Types of Auto Loans
So, you’ve decided to buy that new car. Now you need to decide — how am I going to pay for this? The answer? It’s time to get an auto loan. But with so many choices, how do you decide? Let’s take some time to go through the options.
1) Manufacturer/Dealer Loan
If you’re buying a new vehicle, the chances are that the dealer will steer you toward the manufacturer’s financing option. This isn’t always a bad thing — some manufacturers offer zero or near-zero interest loans for new borrowers. Do your homework before buying, and you may end up with a nearly interest-free loan. Note: Be sure to read the fine print though — sometimes the low-interest rate is only an INTRODUCTORY rate, or some fees apply.
2) Bank Loan
If the manufacturer or dealer offer isn’t appealing, consider your bank. Almost all banks extend auto loans, and they come with a variety of terms. Similar to the manufacturer loans, your credit score will determine what rate you receive. You can also shop around. See what other lenders are offering. If it’s a better deal, show it to your bank. They might be willing to match it.
3) Credit Union
If you are a credit union member, you may be in a position to land the best possible loan. Credit unions are member-owned and not-for-profit. As a result, they tend to offer lower rates to their members and more generous terms as well. The national average auto loan rate is roughly 4.5% APR. At credit unions, expect an average rate closer to 3.25% APR. That sort of savings adds up. If the purchase price of the vehicle is $25,000 and the loan term was three years, the credit union rate of 3.25% would result in approximately $500 in savings over the life of the loan. In addition to the lower interest rate, credit unions tend to have lower fees.
Let’s say you decide on the credit union option, but you’re not a member. Bear in mind, with more than 5,600 federally insured credit unions in the United States; you have options. Start by researching local institutions that are accepting new applicants. Often, credit unions accept new members based on their employment.
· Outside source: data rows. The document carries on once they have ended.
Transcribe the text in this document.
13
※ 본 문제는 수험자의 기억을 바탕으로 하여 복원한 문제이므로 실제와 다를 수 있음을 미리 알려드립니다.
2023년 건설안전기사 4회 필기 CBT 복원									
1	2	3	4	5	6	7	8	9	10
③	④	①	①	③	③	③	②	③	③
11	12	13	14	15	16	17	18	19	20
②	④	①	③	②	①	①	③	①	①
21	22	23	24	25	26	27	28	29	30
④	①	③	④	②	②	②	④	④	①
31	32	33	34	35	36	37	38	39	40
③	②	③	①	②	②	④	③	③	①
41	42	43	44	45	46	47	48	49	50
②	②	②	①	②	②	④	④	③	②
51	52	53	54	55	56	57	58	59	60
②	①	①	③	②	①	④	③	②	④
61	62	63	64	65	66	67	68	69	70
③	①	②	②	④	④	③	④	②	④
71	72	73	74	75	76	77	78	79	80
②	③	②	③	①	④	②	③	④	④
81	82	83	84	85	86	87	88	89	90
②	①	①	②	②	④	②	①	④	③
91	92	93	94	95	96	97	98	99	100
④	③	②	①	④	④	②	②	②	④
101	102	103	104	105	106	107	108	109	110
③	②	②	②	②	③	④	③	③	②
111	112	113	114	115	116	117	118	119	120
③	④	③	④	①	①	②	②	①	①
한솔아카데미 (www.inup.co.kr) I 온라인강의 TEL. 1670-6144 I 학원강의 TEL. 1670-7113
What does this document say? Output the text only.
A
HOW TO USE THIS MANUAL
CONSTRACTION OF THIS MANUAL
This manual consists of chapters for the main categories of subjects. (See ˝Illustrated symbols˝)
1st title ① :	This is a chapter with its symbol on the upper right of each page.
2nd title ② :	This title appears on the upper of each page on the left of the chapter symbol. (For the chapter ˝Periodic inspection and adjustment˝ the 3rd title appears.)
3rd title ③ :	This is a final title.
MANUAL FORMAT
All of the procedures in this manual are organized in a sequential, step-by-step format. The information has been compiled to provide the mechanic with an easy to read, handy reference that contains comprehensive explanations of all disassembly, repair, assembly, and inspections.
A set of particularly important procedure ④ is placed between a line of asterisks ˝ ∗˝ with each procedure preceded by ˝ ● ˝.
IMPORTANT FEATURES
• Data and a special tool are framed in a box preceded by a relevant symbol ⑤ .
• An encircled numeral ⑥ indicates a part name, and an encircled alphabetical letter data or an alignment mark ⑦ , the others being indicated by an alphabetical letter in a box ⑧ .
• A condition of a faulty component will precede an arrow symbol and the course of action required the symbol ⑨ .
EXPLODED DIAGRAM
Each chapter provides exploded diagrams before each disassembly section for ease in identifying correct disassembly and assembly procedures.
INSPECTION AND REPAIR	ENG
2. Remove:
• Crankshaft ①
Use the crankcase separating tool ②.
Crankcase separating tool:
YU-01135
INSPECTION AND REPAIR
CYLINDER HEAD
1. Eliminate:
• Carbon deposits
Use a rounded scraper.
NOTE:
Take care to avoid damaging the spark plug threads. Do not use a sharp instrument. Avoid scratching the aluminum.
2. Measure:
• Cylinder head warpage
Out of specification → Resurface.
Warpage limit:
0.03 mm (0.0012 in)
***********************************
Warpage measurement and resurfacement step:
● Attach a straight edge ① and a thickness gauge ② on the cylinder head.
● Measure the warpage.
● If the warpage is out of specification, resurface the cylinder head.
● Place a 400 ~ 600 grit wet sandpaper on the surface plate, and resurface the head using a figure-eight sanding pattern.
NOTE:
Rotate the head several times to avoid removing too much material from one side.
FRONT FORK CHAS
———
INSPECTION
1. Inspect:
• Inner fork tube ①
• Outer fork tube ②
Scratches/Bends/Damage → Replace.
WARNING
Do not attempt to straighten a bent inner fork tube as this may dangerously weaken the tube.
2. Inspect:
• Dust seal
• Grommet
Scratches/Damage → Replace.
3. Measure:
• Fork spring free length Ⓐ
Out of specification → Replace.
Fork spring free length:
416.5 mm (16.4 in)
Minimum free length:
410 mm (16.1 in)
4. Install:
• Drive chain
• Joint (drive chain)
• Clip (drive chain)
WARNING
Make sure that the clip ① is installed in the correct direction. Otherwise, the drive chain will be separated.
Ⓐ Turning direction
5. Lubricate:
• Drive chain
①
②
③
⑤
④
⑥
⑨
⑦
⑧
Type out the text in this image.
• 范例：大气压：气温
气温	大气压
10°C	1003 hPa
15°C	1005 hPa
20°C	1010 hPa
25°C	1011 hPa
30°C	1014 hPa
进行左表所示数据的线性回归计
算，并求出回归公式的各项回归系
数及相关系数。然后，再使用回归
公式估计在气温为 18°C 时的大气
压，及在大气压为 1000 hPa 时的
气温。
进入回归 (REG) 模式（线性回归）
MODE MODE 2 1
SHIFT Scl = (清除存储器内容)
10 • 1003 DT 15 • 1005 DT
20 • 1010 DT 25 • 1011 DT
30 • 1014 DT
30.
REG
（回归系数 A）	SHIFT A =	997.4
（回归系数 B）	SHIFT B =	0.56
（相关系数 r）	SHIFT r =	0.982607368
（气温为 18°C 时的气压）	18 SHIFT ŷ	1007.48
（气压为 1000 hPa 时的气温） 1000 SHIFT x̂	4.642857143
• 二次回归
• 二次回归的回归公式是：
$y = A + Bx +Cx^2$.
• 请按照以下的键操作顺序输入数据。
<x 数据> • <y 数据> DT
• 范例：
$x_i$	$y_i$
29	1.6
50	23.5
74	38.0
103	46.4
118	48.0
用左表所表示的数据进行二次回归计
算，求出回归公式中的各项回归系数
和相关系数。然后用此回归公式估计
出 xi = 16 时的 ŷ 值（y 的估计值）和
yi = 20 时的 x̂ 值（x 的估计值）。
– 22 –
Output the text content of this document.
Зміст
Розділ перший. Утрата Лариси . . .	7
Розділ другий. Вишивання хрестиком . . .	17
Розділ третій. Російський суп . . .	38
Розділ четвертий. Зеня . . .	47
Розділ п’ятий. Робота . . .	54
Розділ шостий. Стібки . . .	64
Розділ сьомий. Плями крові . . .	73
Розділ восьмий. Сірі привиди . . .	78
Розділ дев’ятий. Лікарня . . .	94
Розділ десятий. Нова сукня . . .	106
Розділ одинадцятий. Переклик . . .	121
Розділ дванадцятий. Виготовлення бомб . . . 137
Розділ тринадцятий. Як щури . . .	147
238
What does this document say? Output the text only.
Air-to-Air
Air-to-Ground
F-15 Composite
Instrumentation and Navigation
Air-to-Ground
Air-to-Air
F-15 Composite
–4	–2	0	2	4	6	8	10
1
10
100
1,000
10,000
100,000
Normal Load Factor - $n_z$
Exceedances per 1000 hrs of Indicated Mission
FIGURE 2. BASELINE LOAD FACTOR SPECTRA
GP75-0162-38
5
Have you worked in a hospital? There are credit unions focused on healthcare workers. Have you worked in a local, state, or federal government? There are credit unions catered to government workers. Are you a teacher? There are credit unions for educators. Did you serve in the military? Many credit unions assist the veteran community. Often, they allow family members to join too.
Once you join a credit union and open an account, their auto loans are available. Frequently, setting up a direct deposit to fund your account and an automatic draft for your monthly payment will save you even more money on your loan. Speak with a loan representative to get all the details.
After you’ve decided on a loan option, it’s time to drive off in that new car!